• 6098 Sayılı Kanunda Yer Alan Madde Gerekçesi

    818 sayılı Borçlar Kanununun 333 üncü maddesini kısmen karşılamaktadır.

    Tasarının üç fıkradan oluşan 406 ncı maddesinde, işçinin ücret alacağının korunması düzenlenmektedir.

    818 sayılı Borçlar Kanununun 333 üncü maddesinin kenar başlığında kullanılan “5. Mahsup” şeklindeki ibare, Tasarıda “b. Ücretin korunması” şekline dönüştürülmüştür.

    Maddenin birinci fıkrasında, ücretin, sözleşmeyle aksi kararlaştırılmadıkça, işyerinde veya özel olarak açılan bir banka hesabına ödeneceği; her ödeme döneminde işçiye hesap pusulası verileceği belirtilmiştir. Nitekim, 4857 sayılı İş Kanununun 32 nci maddesinin birinci fıkrasında “Genel anlamda ücret bir kimseye bir iş karşılığında işveren veya üçüncü kişiler tarafından sağlanan ve para ile ödenen tutardır.” denildiği gibi, ikinci fıkrasında da “Ücret, kural olarak, Türk parası ile işyerinde veya özel olarak açılan bir banka hesabına ödenir. Ücret yabancı para olarak kararlaştırılmış ise ödeme günündeki rayice göre Türk parası ile ödenebilir.” denilmiştir. Aynı Kanunun 37 nci maddesinde de işçiye ücretine ilişkin bir hesap pusulası verileceği öngörülmüştür.

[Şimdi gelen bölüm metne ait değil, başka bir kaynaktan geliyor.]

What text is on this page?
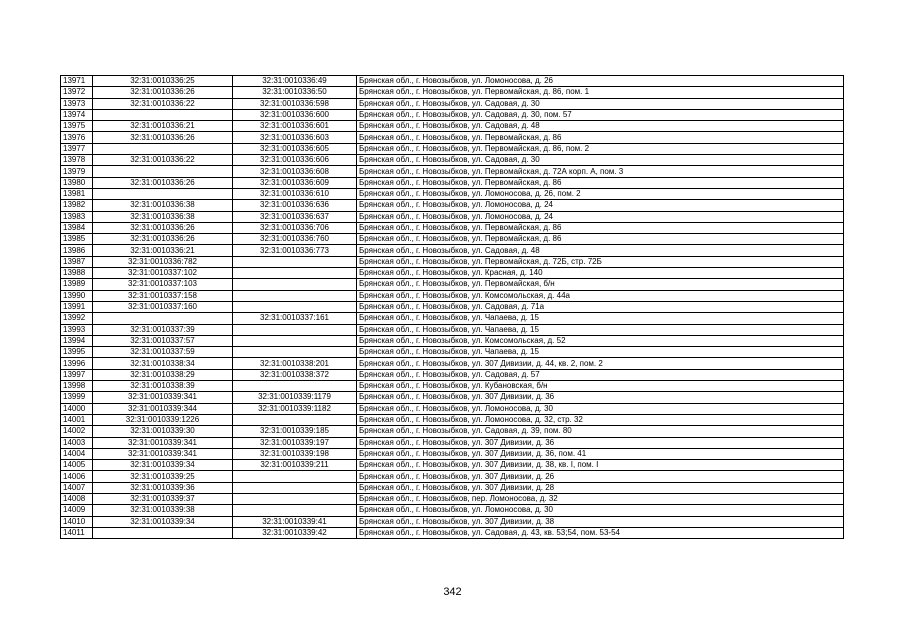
13971	32:31:0010336:25	32:31:0010336:49	Брянская обл., г. Новозыбков, ул. Ломоносова, д. 26
13972	32:31:0010336:26	32:31:0010336:50	Брянская обл., г. Новозыбков, ул. Первомайская, д. 86, пом. 1
13973	32:31:0010336:22	32:31:0010336:598	Брянская обл., г. Новозыбков, ул. Садовая, д. 30
13974		32:31:0010336:600	Брянская обл., г. Новозыбков, ул. Садовая, д. 30, пом. 57
13975	32:31:0010336:21	32:31:0010336:601	Брянская обл., г. Новозыбков, ул. Садовая, д. 48
13976	32:31:0010336:26	32:31:0010336:603	Брянская обл., г. Новозыбков, ул. Первомайская, д. 86
13977		32:31:0010336:605	Брянская обл., г. Новозыбков, ул. Первомайская, д. 86, пом. 2
13978	32:31:0010336:22	32:31:0010336:606	Брянская обл., г. Новозыбков, ул. Садовая, д. 30
13979		32:31:0010336:608	Брянская обл., г. Новозыбков, ул. Первомайская, д. 72А корп. А, пом. 3
13980	32:31:0010336:26	32:31:0010336:609	Брянская обл., г. Новозыбков, ул. Первомайская, д. 86
13981		32:31:0010336:610	Брянская обл., г. Новозыбков, ул. Ломоносова, д. 26, пом. 2
13982	32:31:0010336:38	32:31:0010336:636	Брянская обл., г. Новозыбков, ул. Ломоносова, д. 24
13983	32:31:0010336:38	32:31:0010336:637	Брянская обл., г. Новозыбков, ул. Ломоносова, д. 24
13984	32:31:0010336:26	32:31:0010336:706	Брянская обл., г. Новозыбков, ул. Первомайская, д. 86
13985	32:31:0010336:26	32:31:0010336:760	Брянская обл., г. Новозыбков, ул. Первомайская, д. 86
13986	32:31:0010336:21	32:31:0010336:773	Брянская обл., г. Новозыбков, ул. Садовая, д. 48
13987	32:31:0010336:782		Брянская обл., г. Новозыбков, ул. Первомайская, д. 72Б, стр. 72Б
13988	32:31:0010337:102		Брянская обл., г. Новозыбков, ул. Красная, д. 140
13989	32:31:0010337:103		Брянская обл., г. Новозыбков, ул. Первомайская, б/н
13990	32:31:0010337:158		Брянская обл., г. Новозыбков, ул. Комсомольская, д. 44а
13991	32:31:0010337:160		Брянская обл., г. Новозыбков, ул. Садовая, д. 71а
13992		32:31:0010337:161	Брянская обл., г. Новозыбков, ул. Чапаева, д. 15
13993	32:31:0010337:39		Брянская обл., г. Новозыбков, ул. Чапаева, д. 15
13994	32:31:0010337:57		Брянская обл., г. Новозыбков, ул. Комсомольская, д. 52
13995	32:31:0010337:59		Брянская обл., г. Новозыбков, ул. Чапаева, д. 15
13996	32:31:0010338:34	32:31:0010338:201	Брянская обл., г. Новозыбков, ул. 307 Дивизии, д. 44, кв. 2, пом. 2
13997	32:31:0010338:29	32:31:0010338:372	Брянская обл., г. Новозыбков, ул. Садовая, д. 57
13998	32:31:0010338:39		Брянская обл., г. Новозыбков, ул. Кубановская, б/н
13999	32:31:0010339:341	32:31:0010339:1179	Брянская обл., г. Новозыбков, ул. 307 Дивизии, д. 36
14000	32:31:0010339:344	32:31:0010339:1182	Брянская обл., г. Новозыбков, ул. Ломоносова, д. 30
14001	32:31:0010339:1226		Брянская обл., г. Новозыбков, ул. Ломоносова, д. 32, стр. 32
14002	32:31:0010339:30	32:31:0010339:185	Брянская обл., г. Новозыбков, ул. Садовая, д. 39, пом. 80
14003	32:31:0010339:341	32:31:0010339:197	Брянская обл., г. Новозыбков, ул. 307 Дивизии, д. 36
14004	32:31:0010339:341	32:31:0010339:198	Брянская обл., г. Новозыбков, ул. 307 Дивизии, д. 36, пом. 41
14005	32:31:0010339:34	32:31:0010339:211	Брянская обл., г. Новозыбков, ул. 307 Дивизии, д. 38, кв. I, пом. I
14006	32:31:0010339:25		Брянская обл., г. Новозыбков, ул. 307 Дивизии, д. 26
14007	32:31:0010339:36		Брянская обл., г. Новозыбков, ул. 307 Дивизии, д. 28
14008	32:31:0010339:37		Брянская обл., г. Новозыбков, пер. Ломоносова, д. 32
14009	32:31:0010339:38		Брянская обл., г. Новозыбков, ул. Ломоносова, д. 30
14010	32:31:0010339:34	32:31:0010339:41	Брянская обл., г. Новозыбков, ул. 307 Дивизии, д. 38
14011		32:31:0010339:42	Брянская обл., г. Новозыбков, ул. Садовая, д. 43, кв. 53;54, пом. 53-54
342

    Maddenin ikinci fıkrasına göre, işveren, işçiden olan alacağı ile ücret borcunu işçinin rızası olmadıkça takas edemeyecektir. Ancak, işçinin kasten sebebiyet verdiği bir zarardan doğan alacaklar, ücretin haczedilebilir kısmı kadar takas edilebilecektir. Buna göre, işçi rıza gösterirse, işverenin ondan olan alacağını işçiye olan ücret borcuyla takas etmesi mümkündür. İşçi alacaklarının takas edilmesi yasağı 818 sayılı Borçlar Kanununun 123 üncü maddesinde ve bunu karşılayan Tasarının 143 üncü maddesinde de öngörülmüştür. Ancak söz konusu düzenlemelerden farklı olarak Tasarıda, bu yasağın işçinin kasten sebebiyet verdiği bir zarardan doğan işveren alacağı için uygulanmayacağı ve bu durumda işçinin ücretinin haczedilebilir kısmının, işverenin uğradığı zarardan doğan alacağıyla takas edilebileceği kabul edilmiştir.

    Borçlunun ücret ya da maaşının ne kadarlık kısmının haczedilebileceği hususu 9/6/1932 tarihli ve 2004 sayılı İcra ve İflâs Kanununun 83 üncü maddesinin ikinci fıkrasında belirlenmiştir. Buna göre “Ancak haczolunacak miktar bunların dörtte birinden az olamaz. Birden fazla haciz var ise sıraya konur. Sırada önde olan haczin kesintisi bitmedikçe sonraki haciz için kesintiye geçilemez.” denilmiştir.

    Maddenin son fıkrasında, ücretin işveren yararına kullanılması konusundaki anlaşmaların geçersiz olduğu hükme bağlanmıştır. Bunun sonucu olarak, işveren, ücret ödemesini, meselâ işçiye, belirli bir işyerinde veya kendi fabrikasında üretilen, satılan ya da dağıtımı yapılan ürünleri satın alma koşuluna bağlayamaz.

    Maddenin düzenlenmesinde, kaynak İsviçre Borçlar Kanununun 323b maddesi göz önünde tutulmuştur. Ancak, bu maddenin ikinci fıkrasında kasten verilen zararlar bakımından öngörülen “sınırsız takas imkânı” Tasarıya alınmamış, bunun yerine, Borçlar Kanununun hizmet sözleşmesine ilişkin hükümlerine tâbi olarak çalışanların durumları dikkate alınarak, daha fazla korunmaları amacıyla, takas imkânının “ücretin haczedilebilir kısmı” ile sınırlandırılması uygun görülmüştür.